Question

Using other individuals and related species to improve a de novo genome assembly

1

Entering edit mode

7 months ago

Ed 991 ▴ 10

Hi all - I have a question regarding how to generate a "good enough" genome assembly for comparative genomics purposes (across species). For some species, the only sequencing data I have available is low-coverage (around 20X) 150bp Illumina paired reads. I do have sequencing data from two different, closely related individuals though, and several good-quality assemblies are available for closely related species. I have tried using SPades (after quality control etc), but the assembly is extremely fragmented, with a very low BUSCO score (around 20% C, 40% F), which is what one would expect given the low coverage. I could try alternative assemblers (SOAPdenovo2, Abyss, MaSuRCA etc), but have no reason to believe the results would be any better.

Is there a way to use the sequencing data from the other related individual and/or the reference sequences from closely related species to improve my assembly? The genome I want to generate an assembly for is a mollusc genome with an expected size of around 1.5Gb. I have tried to find information about reference-guided genome assembly, but nothing seems to quite fit my particular case.

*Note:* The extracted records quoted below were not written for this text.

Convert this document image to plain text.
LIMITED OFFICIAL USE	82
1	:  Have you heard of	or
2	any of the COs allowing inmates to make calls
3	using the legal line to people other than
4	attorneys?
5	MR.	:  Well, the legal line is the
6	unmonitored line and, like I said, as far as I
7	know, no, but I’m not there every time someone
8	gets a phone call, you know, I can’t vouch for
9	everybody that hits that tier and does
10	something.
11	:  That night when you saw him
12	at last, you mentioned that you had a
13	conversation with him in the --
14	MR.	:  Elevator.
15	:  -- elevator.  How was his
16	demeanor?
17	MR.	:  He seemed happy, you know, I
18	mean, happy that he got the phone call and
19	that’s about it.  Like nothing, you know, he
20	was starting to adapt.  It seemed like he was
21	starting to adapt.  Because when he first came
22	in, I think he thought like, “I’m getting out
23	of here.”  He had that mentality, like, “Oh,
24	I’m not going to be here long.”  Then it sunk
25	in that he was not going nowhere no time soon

Unfortunately, generating better sequencing data from the species in question will not be possible, and it would be disappointing not to be able to use the data available!

Thanks very much - any help and suggestions would be appreciated

Illumina • 795 views

ADD COMMENT • link updated 7 months ago by Darked89 4.7k • written 7 months ago by Ed 991 ▴ 10

score 2 · Answer 1 · 2025-03-05

2

Entering edit mode

7 months ago

Buffo ★ 2.4k

I do not consider using sequencing data from closely related species to be a good idea for genome assembly. It might introduce more complexity to the graph construction, which leads to an even more fragmented assembly or chimeric contigs. If the genomes are syntenic (the new ones and those "good-quality"), I suggest using ragtag to generate scaffolds and reduce fragmentation. I would also require extra validation, but it might be something worth doing.

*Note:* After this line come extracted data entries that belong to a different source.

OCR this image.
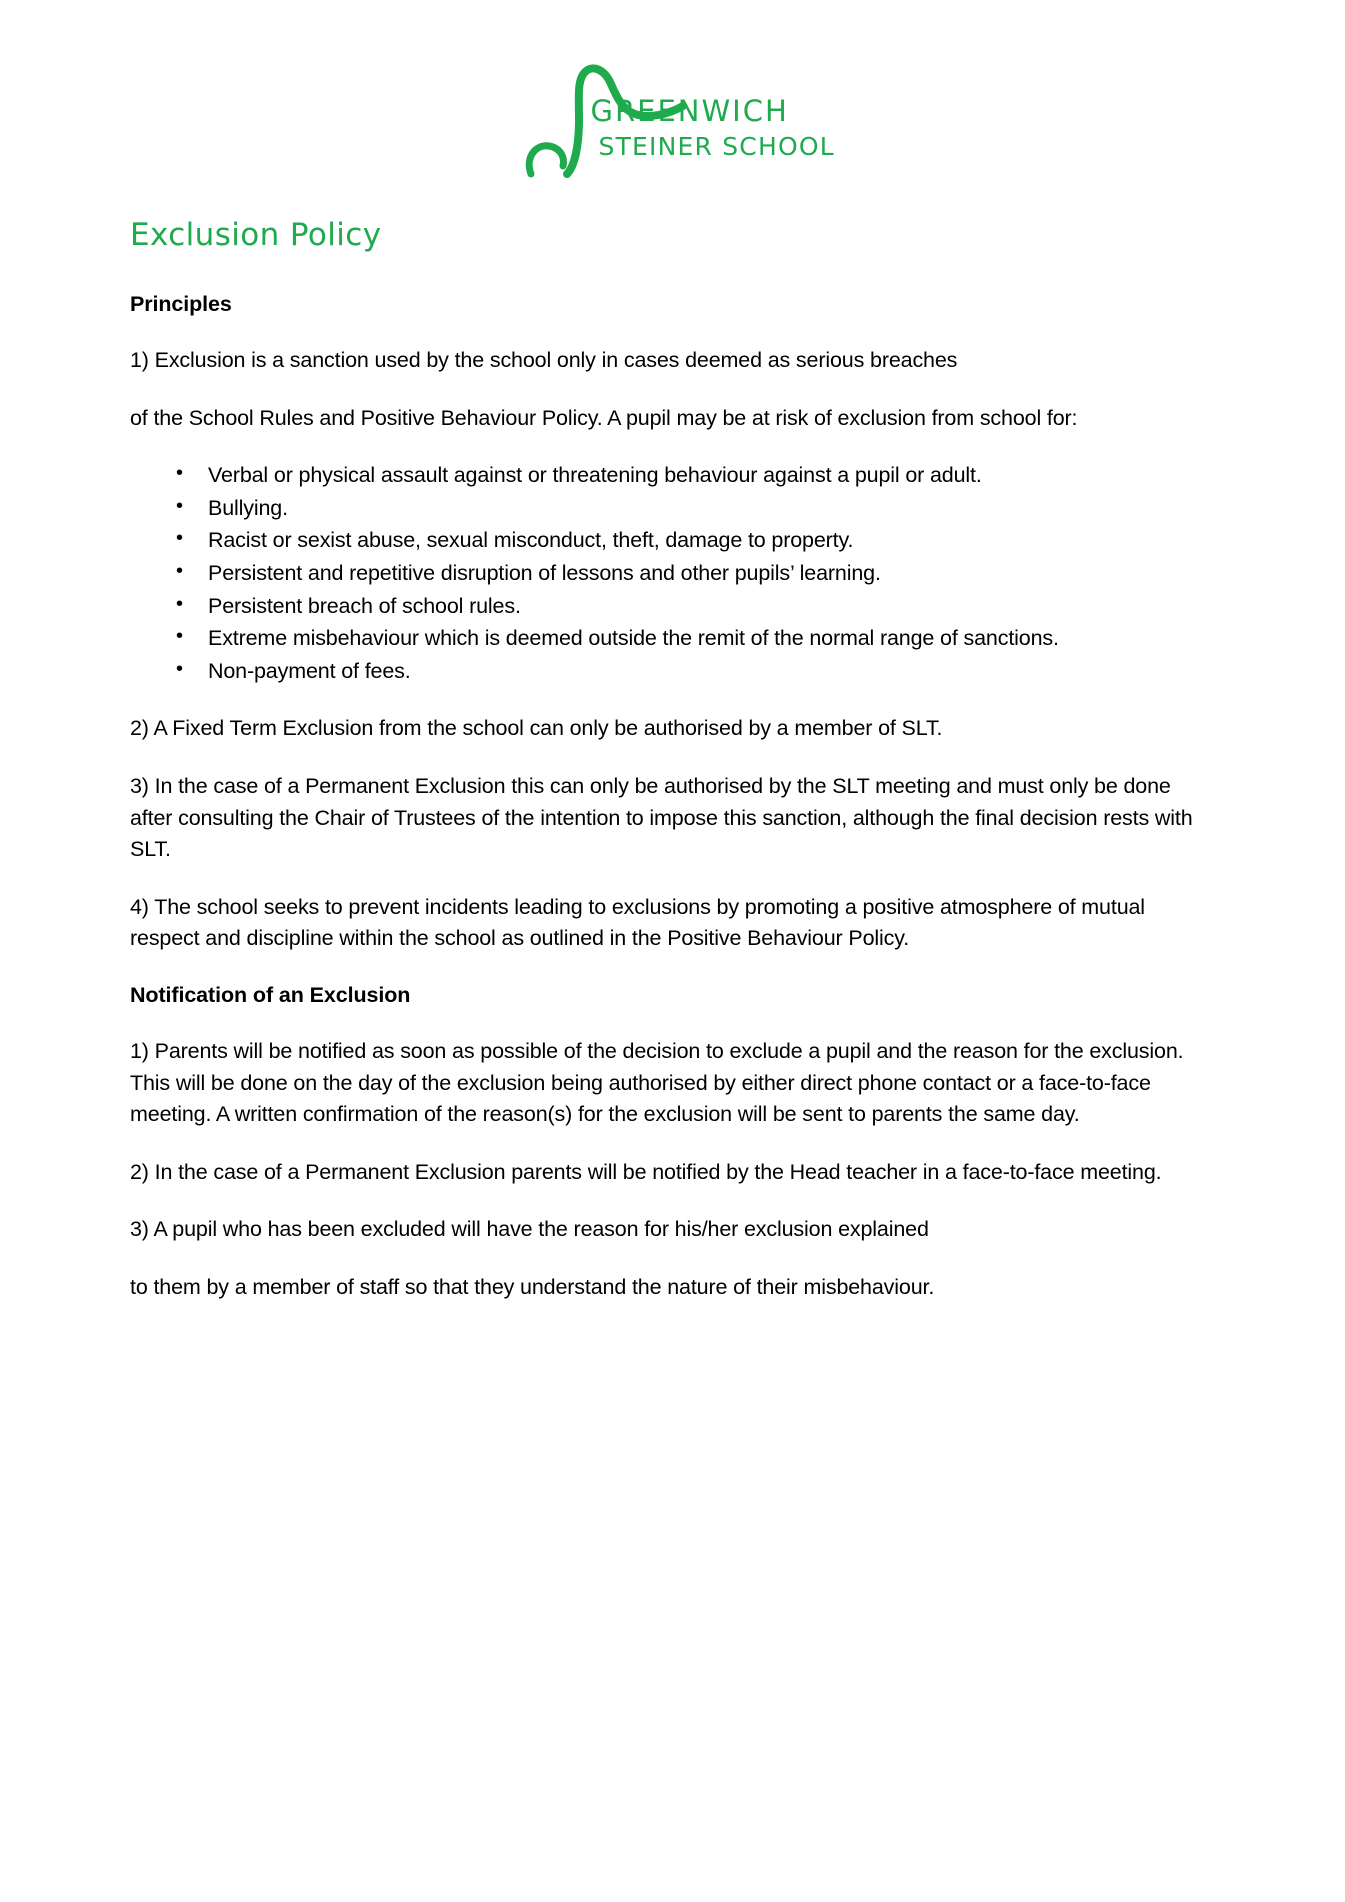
GREENWICH
STEINER SCHOOL
Exclusion Policy
Principles

1) Exclusion is a sanction used by the school only in cases deemed as serious breaches

of the School Rules and Positive Behaviour Policy. A pupil may be at risk of exclusion from school for:

• Verbal or physical assault against or threatening behaviour against a pupil or adult.
• Bullying.
• Racist or sexist abuse, sexual misconduct, theft, damage to property.
• Persistent and repetitive disruption of lessons and other pupils’ learning.
• Persistent breach of school rules.
• Extreme misbehaviour which is deemed outside the remit of the normal range of sanctions.
• Non-payment of fees.

2) A Fixed Term Exclusion from the school can only be authorised by a member of SLT.

3) In the case of a Permanent Exclusion this can only be authorised by the SLT meeting and must only be done after consulting the Chair of Trustees of the intention to impose this sanction, although the final decision rests with SLT.

4) The school seeks to prevent incidents leading to exclusions by promoting a positive atmosphere of mutual respect and discipline within the school as outlined in the Positive Behaviour Policy.

Notification of an Exclusion

1) Parents will be notified as soon as possible of the decision to exclude a pupil and the reason for the exclusion. This will be done on the day of the exclusion being authorised by either direct phone contact or a face-to-face meeting. A written confirmation of the reason(s) for the exclusion will be sent to parents the same day.

2) In the case of a Permanent Exclusion parents will be notified by the Head teacher in a face-to-face meeting.

3) A pupil who has been excluded will have the reason for his/her exclusion explained

to them by a member of staff so that they understand the nature of their misbehaviour.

ADD COMMENT • link 7 months ago by Buffo ★ 2.4k

0

Entering edit mode

Thanks - that definitely looks like something worth looking into. Will give it a try!

ADD REPLY • link 7 months ago by Ed 991 ▴ 10

score 1 · Answer 2 · 2025-03-07

If you are getting very fragmented assembly after throwing at it various assemblers then probably your data is not good enough for the genome in question, be it because of the coverage, repeats, etc. Me thinks there is no easy way out of it except throwing in some PacBio or Nanopore reads to bridge the gaps. Or if that is not an option long inserts Illumina reads if you do not already have them.

As for the genomes of the closely related species you may try to map your reads to them to get an idea which of the genomes is closest (assuming these are fairly complete) and with some luck obtain regions/contigs to which your reads map well. I have a fondness for the LAST aligner which can handle anything from short read mappings to genome to genome alignments.

Last but not least (no idea about ploidy of your genome): is there anything to decrease the complexity of the DNA you are sequencing? I guess getting haploid genome of the species may not be trivial or possible? Flow sorting chromosomes? Enriching non-repetitive fragments?